Properties with un-consented building work, complete do-ups and houses with structural problems will be the hardest to sell this year – and cause headaches for both the seller and the listing agent.

With an abundance of properties for sale in many regions, buyers will have the pick of the crop. Agents believe buyers will be looking for homes that require very little work, if at all, have all the paperwork up-to-date and are ready to show.

Harcourts Glenfield agent David Ding says the homes more likely to fly off the shelf this year will be ones that are completely done up to a high standard.

“If you gave me a fully renovated home, you would make my job much easier. But I fully appreciate and understand it’s impossible to find a perfect tradesperson to do a good job at a certain period of time.”

Failing a major renovation, making sure the home is tidy and well-presented will also help.

Rather than homeowners shelling out $70,000 to replace the kitchen, Ding said the seller could just spend a few thousand dollars and make a few changes such as replacing the bench top, spray painting the cupboards and switching the handles to make the home more appealing.
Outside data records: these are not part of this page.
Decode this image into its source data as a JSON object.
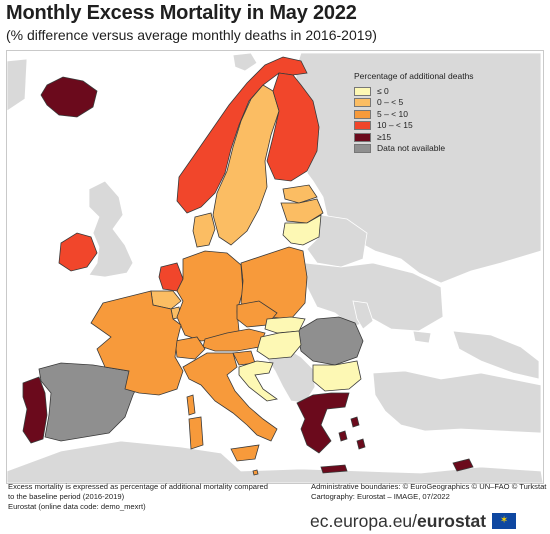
{
  "title": "Monthly Excess Mortality in May 2022",
  "subtitle": "(% difference versus average monthly deaths in 2016-2019)",
  "legend": {
    "title": "Percentage of additional deaths",
    "items": [
      {
        "label": "≤ 0",
        "color": "#fdf8b4"
      },
      {
        "label": "0 – < 5",
        "color": "#fbbd63"
      },
      {
        "label": "5 – < 10",
        "color": "#f79a3b"
      },
      {
        "label": "10 – < 15",
        "color": "#f1462b"
      },
      {
        "label": "≥15",
        "color": "#6b0a1c"
      },
      {
        "label": "Data not available",
        "color": "#8f8f8f"
      }
    ]
  },
  "colors": {
    "sea": "#ffffff",
    "non_eu_land": "#d9d9d9",
    "no_data": "#8f8f8f",
    "border": "#3a3a3a"
  },
  "regions": {
    "iceland": "≥15",
    "norway": "10 – < 15",
    "sweden": "0 – < 5",
    "finland": "10 – < 15",
    "estonia": "0 – < 5",
    "latvia": "0 – < 5",
    "lithuania": "≤ 0",
    "denmark": "0 – < 5",
    "ireland": "10 – < 15",
    "netherlands": "10 – < 15",
    "belgium": "0 – < 5",
    "luxembourg": "0 – < 5",
    "germany": "5 – < 10",
    "poland": "5 – < 10",
    "czechia": "5 – < 10",
    "slovakia": "≤ 0",
    "austria": "5 – < 10",
    "switzerland": "5 – < 10",
    "liechtenstein": "5 – < 10",
    "hungary": "≤ 0",
    "slovenia": "5 – < 10",
    "croatia": "≤ 0",
    "france": "5 – < 10",
    "italy": "5 – < 10",
    "malta": "5 – < 10",
    "spain": "Data not available",
    "portugal": "≥15",
    "romania": "Data not available",
    "bulgaria": "≤ 0",
    "greece": "≥15",
    "cyprus": "≥15"
  },
  "notes": {
    "left_line1": "Excess mortality is expressed as percentage of additional mortality compared",
    "left_line2": "to the baseline period (2016-2019)",
    "left_line3": "Eurostat (online data code: demo_mexrt)",
    "right_line1": "Administrative boundaries: © EuroGeographics © UN–FAO © Turkstat",
    "right_line2": "Cartography: Eurostat – IMAGE, 07/2022"
  },
  "footer": {
    "url": "ec.europa.eu/",
    "brand": "eurostat",
    "flag_icon": "eu-flag-icon"
  }
}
“It’s all about effort this year,” he says.

Houses with unconsented construction, title issues or in poor condition will struggle to sell this year. Photo / Getty Images

With lending tight, buyers are also struggling to borrow for renovations which is why people are favouring buying a house that’s already been done, he said.

“What I find the most challenging to sell is the property has not been tidied up or presented well.”

Older houses with larger sections over 600sqm that previously attracted developers and ex-rentals that have had nothing done to them could struggle to sell unless priced realistically.

In Wellington, Tommy’s real estate agent Jason Lange agrees that houses with larger 1500sqm-plus sections won’t get much interest until later this year or early 2024 when developers are ready to buy again.

Instead, well-presented, fully or mainly renovated family homes with three bedrooms and a study or four bedrooms in sought-after suburbs such as Hataitai, Island Bay, Mount Victoria and parts of Berhampore will be more of a breeze to sell as people are still looking to trade up.

“Big-ticket items such as roofing, foundation work and removing walls – that sort of thing – people are certainly trying to shy away from at the moment, but [are] happy to do that cosmetic stuff where ... the walls need to repainted, potentially floor sanded or new carpet being put down – quite happy to put that down.”

However, a property needing lots of work could find itself a buyer, Lange adds, if priced well.

Harcourts agent Zani Polson says do-ups in the lower end of the Christchurch market are still selling because some people are realising it’s all they can afford.

“Those parties who just don’t have the funds to buy something that is completely renovated, they’ve gone, ‘ok what can I buy?’ and have said, ‘I will buy this and at some point in time I will have to do the renovation myself or have a little bit of funds put aside in order to do that’.”

The houses that will sell more quickly will have the least amount of headache and be priced realistically, she says.

“They will have all their paperwork in play – LIM, title all that sort of stuff. But equally they will have all the documents – if there have been renovations, they will be the ones that have the paperwork to support that. They will be the ones that [buyers] will be confident on and people will move forward on.”

Properties with unconsented spaces will find it much harder to get traction.

“If buyers are OK with it that’s fine, but the banks will run scared or the lawyers will say there’s a better buy out there for you, you don’t need to take on this headache," she says.

Bayleys Christchurch general manager of sales Rachel Dovey says having a clean and tidy property will help it sell, but homeowners should stop short at taking out walls to provide additional space because this could result in the property not complying with council regulations and actually make it harder to sell.

However, regardless of the property, most agents agree the price of the property will be key to it selling this year so vendors need to be realistic and accept that unless they’ve purchased in the last two years, they won’t be losing money.

CoreLogic NZ property economist Kelvin Davidson agrees, saying that what people can pay for a property depends largely on the rising interest rates and whether the banks will let them.

“A big challenge for people wanting to buy is getting a mortgage and getting a mortgage they can actually afford in terms of interest rates.”